College raises tuition for 2017-2018 school year


Cost of attendence finally surpasses $60,000

Jared Berg
Editor in Chief

In November, The College of Wooster announced that tuition and fees for the 2017-2018 academic year will total $48,600, with room and board raising this figure to a “comprehensive fee” of $60,000.

In the past, tuition for the succeeding academic year was set by the Board of Trustees at a spring meeting, with the new rate announced over spring break.

This year, the Board decided upon next year’s rate during their October meeting, and it was announced to rising students around Thanksgiving, in a letter sent to place of the students’ primary residence, according to College President Sarah Bolton.

“We did that in order to help students get financial aid and financial information earlier. There was a change in federal law about the FAFSA and which tax year students could use to fill out their FAFSA,” said Bolton.

Bolton continued, “That meant that students would be able to apply for financial aid much earlier because they wouldn’t need their 2016 tax returns. It’s a real advantage to people to have a sense of what their college costs are going to be earlier. So what we did was try to make it possible for students to apply for financial aid and know what the charges are going to be already by late fall. In order to do that, you have to set the tuition. We moved the tuition decisions earlier so that students could apply for financial aid and actually know where they stood earlier on.”

The raise is consistent with a longer trend of rising tuition costs at the College. Since the 2001-2002 academic year, tuition has more than doubled, from $22,430 in 2001-2002 to $48,600 in 2017-2018. The raise from $46,860, the tuition rate for 2016-2017, to $48,600 is consistent with the rate of tuition increases from year to year over the past 17 academic years.

Since 2001-2002, the College has increased tuition between approximately 3.4 percent and 6.48 percent annually, with an average increase of approximately 4.9 percent.

While the College has steadily increased costs, financial aid grants approximately 85 percent of Wooster students some degree of financial assistance, mostly through the form of merit scholarships, making the “sticker price” tuition of $60,000 greater than the sum that most students will pay.

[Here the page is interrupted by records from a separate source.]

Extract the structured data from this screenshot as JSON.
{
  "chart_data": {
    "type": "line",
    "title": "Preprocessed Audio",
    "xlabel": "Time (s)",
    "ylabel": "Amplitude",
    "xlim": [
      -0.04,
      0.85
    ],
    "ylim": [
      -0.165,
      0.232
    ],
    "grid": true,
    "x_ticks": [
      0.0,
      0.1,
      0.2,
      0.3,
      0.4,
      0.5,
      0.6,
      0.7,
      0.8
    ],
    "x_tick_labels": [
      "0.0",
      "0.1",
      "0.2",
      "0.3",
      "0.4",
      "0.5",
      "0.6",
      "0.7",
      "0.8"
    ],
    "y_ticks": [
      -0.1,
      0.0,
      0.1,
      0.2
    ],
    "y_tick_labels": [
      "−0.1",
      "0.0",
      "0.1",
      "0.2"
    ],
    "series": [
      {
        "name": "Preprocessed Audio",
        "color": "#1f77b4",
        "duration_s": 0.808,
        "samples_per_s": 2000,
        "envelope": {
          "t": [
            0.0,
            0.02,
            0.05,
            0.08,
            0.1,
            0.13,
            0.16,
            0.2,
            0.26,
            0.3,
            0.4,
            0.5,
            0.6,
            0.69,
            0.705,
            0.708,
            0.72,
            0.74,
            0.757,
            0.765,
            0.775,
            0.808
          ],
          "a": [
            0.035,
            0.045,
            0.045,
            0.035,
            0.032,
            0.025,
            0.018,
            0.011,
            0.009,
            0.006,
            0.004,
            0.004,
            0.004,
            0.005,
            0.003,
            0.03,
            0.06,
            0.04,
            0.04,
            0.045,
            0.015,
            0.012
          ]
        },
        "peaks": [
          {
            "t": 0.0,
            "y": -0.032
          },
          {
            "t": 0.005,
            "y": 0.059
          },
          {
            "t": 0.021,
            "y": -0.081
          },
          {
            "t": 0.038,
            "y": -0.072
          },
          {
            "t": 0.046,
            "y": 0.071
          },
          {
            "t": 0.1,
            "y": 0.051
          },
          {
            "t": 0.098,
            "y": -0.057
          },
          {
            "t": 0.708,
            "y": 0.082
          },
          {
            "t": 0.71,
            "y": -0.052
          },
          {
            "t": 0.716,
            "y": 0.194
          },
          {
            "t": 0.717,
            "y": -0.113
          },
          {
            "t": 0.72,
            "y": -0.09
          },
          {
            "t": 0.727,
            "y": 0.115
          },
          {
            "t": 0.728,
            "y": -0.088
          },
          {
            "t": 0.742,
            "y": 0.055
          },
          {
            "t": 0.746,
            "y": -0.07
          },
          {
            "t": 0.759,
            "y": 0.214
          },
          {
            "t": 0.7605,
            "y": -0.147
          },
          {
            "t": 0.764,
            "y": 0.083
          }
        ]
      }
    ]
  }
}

When asked about how the College goes about deciding tuition rates, Bolton said, “We try to think about what is necessary in order to sustain the College’s mission and also that will allow people to affordably come to the College. Our endowment is such so that it only supports approximately 20 percent of the cost to run the College. For us, the tuition and fees are very important for us to be able to do everything from paying professors’ salaries to keeping the buildings vertical. If we want our faculty and staff to have a cost of living increase, we know we need to increase tuition because there is no other revenue source that would be able to accommodate this increase in salary. There is a commitment that the College has so that people won’t fall behind the cost of living increases.”

The College is not alone nationally when it comes to trends in tuition increase over the past few decades. According to Ray Franke, a professor of education at the University of Massachusetts, college tuition has been rising about six percentage points above what the rate of inflation would suggest since the beginning of the 1990s.

Oftentimes this increase is attributed to the rise of ‘non-teaching positions’ at colleges and universities nationwide.

While Bolton agreed that this increase in administrative positions was also true of the College, she clarified that since “non-teaching” positions encompass every facet of the College beside professors, many of these positions are vital to the College’s operation, from new counselors in the Wellness Center to staff in the Center for Diversity and Inclusion and a full-time Title IX coordinator.

Comparatively, Wooster’s tuition remains relatively average amongst its comparable institutions.In the North Coast Athletic Conference, which forms the College’s most immediate consortium of peer institutions, Wooster’s tuition for 2017-2018 is fifth amongst nine other colleges, below Oberlin ($69,372), Kenyon ($65,840), Denison ($62,770) and DePauw ($60,637) but above Allegheny ($59,176), Ohio Wesleyan ($56,640), Wabash ($51,900), Wittenberg ($48,856) and Hiram ($43,230).

Amongst the colleges of the Great Lakes College Association, another of Wooster’s primary consortia, Wooster’s tuition lies amongst the mean, although it provides a greater degree of financial aid, according to Bolton.

The College’s steady increase in tuition raises questions regarding affordability and the ideal for an inclusive and accessible Wooster.

According to a survey by Sallie Mae, 55 percent of families in 2016 eliminated a college from consideration for attendance based purely on published price alone.

Furthermore, a study from Longmire and Company reported that 60 percent of families say that they are unaware that private colleges’ sticker price rarely represents the average cost of attendance.

When asked about the issue of affordability and its ramifications for the College, Bolton highlighted the need for the College to align itself with efforts to provide better information about tuition to prospective students.

“For us being part of those collaborative efforts is an important thing. For us individually […] some of it has to do with making sure that our admissions teams are visiting a wide variety of communities […] so we can explain what is available to students and make sure that families have an opportunity to get those questions asked.”